Sustainable Development Goals Average Rank
Energy, Climate, Water
Life on Land
Life below Water
Sustainable Development Goals Report 2021
The Sustainable Development Goals Report 2021 greatly depicted the impact of the COVID-19 pandemic that was felt by all, though in varying gravitas and impact.
- COVID-19 was seen to further the financial gap among the masses. The International Monetary Fund (IMF) estimates that there would be a two-year delay in the SDG implementation investment, owing to the economic setbacks faced by all.
- The pandemic has seen an acceleration in the roll-out of digital services and technologies making universal access to broadband connectivity and digital infrastructure absolute priorities. These shall aid in increasing access to services and tools.
- Notable impact of the COVID‑19 pandemic on key SDG indicators:
- SDG 1 (No Poverty): This pandemic has pushed an estimated 120 million people into extreme poverty over its span.
- SDG 2 (Zero Hunger): It has also impacted accessibility to food and increased food insecurity.
- SDG 3 (Good Health and Well-Being): The global COVID-19 death toll had surpassed 3 million deaths globally(as of April 2021)
- SDG 4 (Quality Education), SDG 5 (Gender Equality), SDG 6 (Clean Water and Sanitation), SDG 7 (Affordable and Clean Energy), and SDG 9 (Industry, Innovation, and Infrastructure) have also been negatively impacted.
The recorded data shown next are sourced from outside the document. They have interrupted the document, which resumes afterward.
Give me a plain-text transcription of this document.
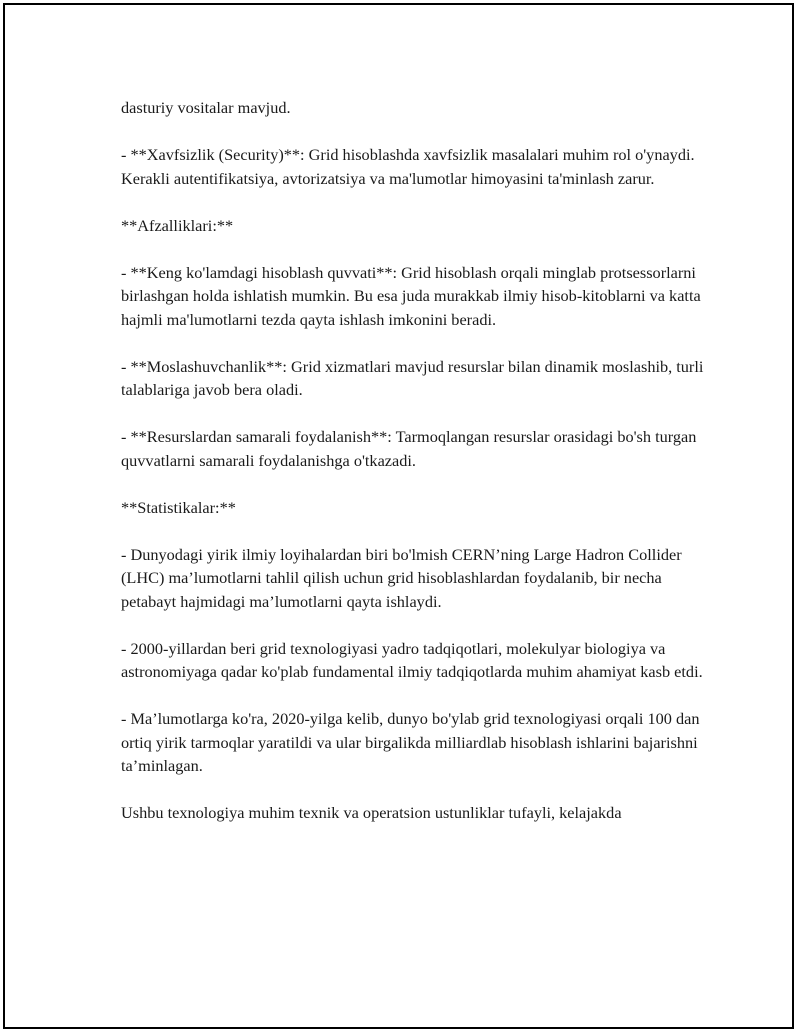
dasturiy vositalar mavjud.

- **Xavfsizlik (Security)**: Grid hisoblashda xavfsizlik masalalari muhim rol o'ynaydi. Kerakli autentifikatsiya, avtorizatsiya va ma'lumotlar himoyasini ta'minlash zarur.

**Afzalliklari:**

- **Keng ko'lamdagi hisoblash quvvati**: Grid hisoblash orqali minglab protsessorlarni birlashgan holda ishlatish mumkin. Bu esa juda murakkab ilmiy hisob-kitoblarni va katta hajmli ma'lumotlarni tezda qayta ishlash imkonini beradi.

- **Moslashuvchanlik**: Grid xizmatlari mavjud resurslar bilan dinamik moslashib, turli talablariga javob bera oladi.

- **Resurslardan samarali foydalanish**: Tarmoqlangan resurslar orasidagi bo'sh turgan quvvatlarni samarali foydalanishga o'tkazadi.

**Statistikalar:**

- Dunyodagi yirik ilmiy loyihalardan biri bo'lmish CERN’ning Large Hadron Collider (LHC) ma’lumotlarni tahlil qilish uchun grid hisoblashlardan foydalanib, bir necha petabayt hajmidagi ma’lumotlarni qayta ishlaydi.

- 2000-yillardan beri grid texnologiyasi yadro tadqiqotlari, molekulyar biologiya va astronomiyaga qadar ko'plab fundamental ilmiy tadqiqotlarda muhim ahamiyat kasb etdi.

- Ma’lumotlarga ko'ra, 2020-yilga kelib, dunyo bo'ylab grid texnologiyasi orqali 100 dan ortiq yirik tarmoqlar yaratildi va ular birgalikda milliardlab hisoblash ishlarini bajarishni ta’minlagan.

Ushbu texnologiya muhim texnik va operatsion ustunliklar tufayli, kelajakda
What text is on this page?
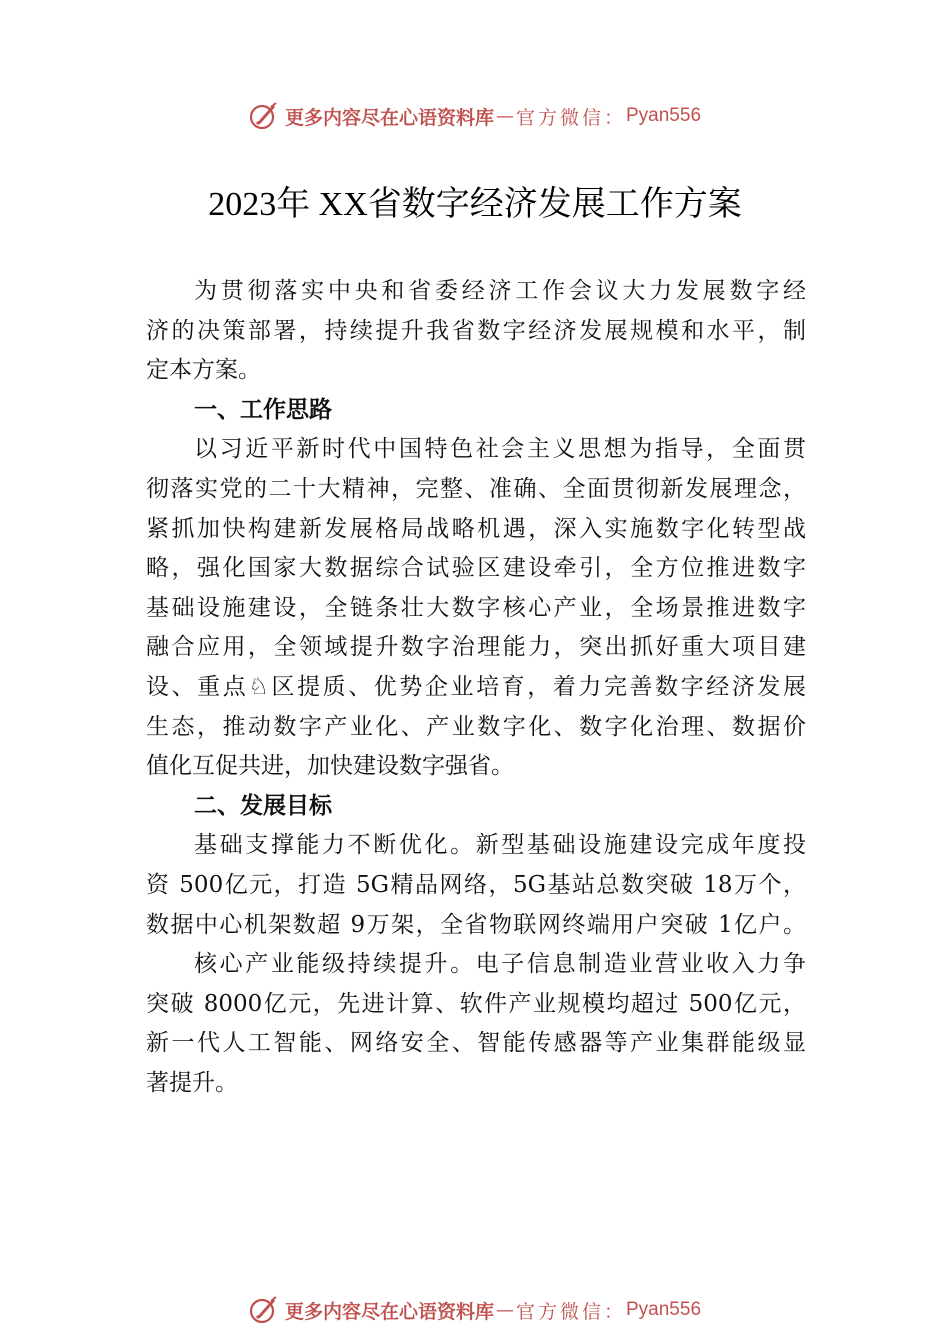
更多内容尽在心语资料库 — 官方微信： Pyan556
2023年 XX省数字经济发展工作方案
为贯彻落实中央和省委经济工作会议大力发展数字经
济的决策部署，持续提升我省数字经济发展规模和水平，制
定本方案。
一、工作思路
以习近平新时代中国特色社会主义思想为指导，全面贯
彻落实党的二十大精神，完整、准确、全面贯彻新发展理念，
紧抓加快构建新发展格局战略机遇，深入实施数字化转型战
略，强化国家大数据综合试验区建设牵引，全方位推进数字
基础设施建设，全链条壮大数字核心产业，全场景推进数字
融合应用，全领域提升数字治理能力，突出抓好重大项目建
设、重点♘区提质、优势企业培育，着力完善数字经济发展
生态，推动数字产业化、产业数字化、数字化治理、数据价
值化互促共进，加快建设数字强省。
二、发展目标
基础支撑能力不断优化。新型基础设施建设完成年度投
资 500亿元，打造 5G精品网络，5G基站总数突破 18万个，
数据中心机架数超 9万架，全省物联网终端用户突破 1亿户。
核心产业能级持续提升。电子信息制造业营业收入力争
突破 8000亿元，先进计算、软件产业规模均超过 500亿元，
新一代人工智能、网络安全、智能传感器等产业集群能级显
著提升。
更多内容尽在心语资料库 — 官方微信： Pyan556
- There were some temporary gains observed in SDGs 12–15 around sustainable production and consumption, climate action, and biodiversity protection. That progress, too, has been rapidly offset once restrictions were lifted
- COVID-19 has brought to the forefront the limited capacity of Low-Income Developing Countries (LIDCs) to tap into the market of financing. LIDCs have been unable to do what the High-Income countries did, borrowing, because of their lower market creditworthiness.
India's Rank In SDG Report 2021
India ranked at 120th position in the SDG Report, 2021 with an overall score of 61.9. India dropped by three places in 2021 when compared to the Sustainable Development Goals Report 2020, where India ranked 117th. India has only been able to achieve SDG 13 (Climate Action). It is set on its track to maintain this SDG achievement. Though there are major challenges left to deal with:
- India has been on track to achieve SDG 6 (Clean water & sanitization) with its Swach Bharat Abhiyan.
- SDG 4 (Quality Education) and SDG 15 (Life on Land) have, however, deteriorated
- SDG 1 (No Poverty); SDG 3 (Good Health & Well Being) SDG 7 (Affordable & Clean Energy); SDG 8 (Decent Work & Economic Growth); SDG 9 (Industry, Innovation & Infrastructure); SDG 14 (Life Below Water) have seen some substantial improvement in them though there is a long way to go.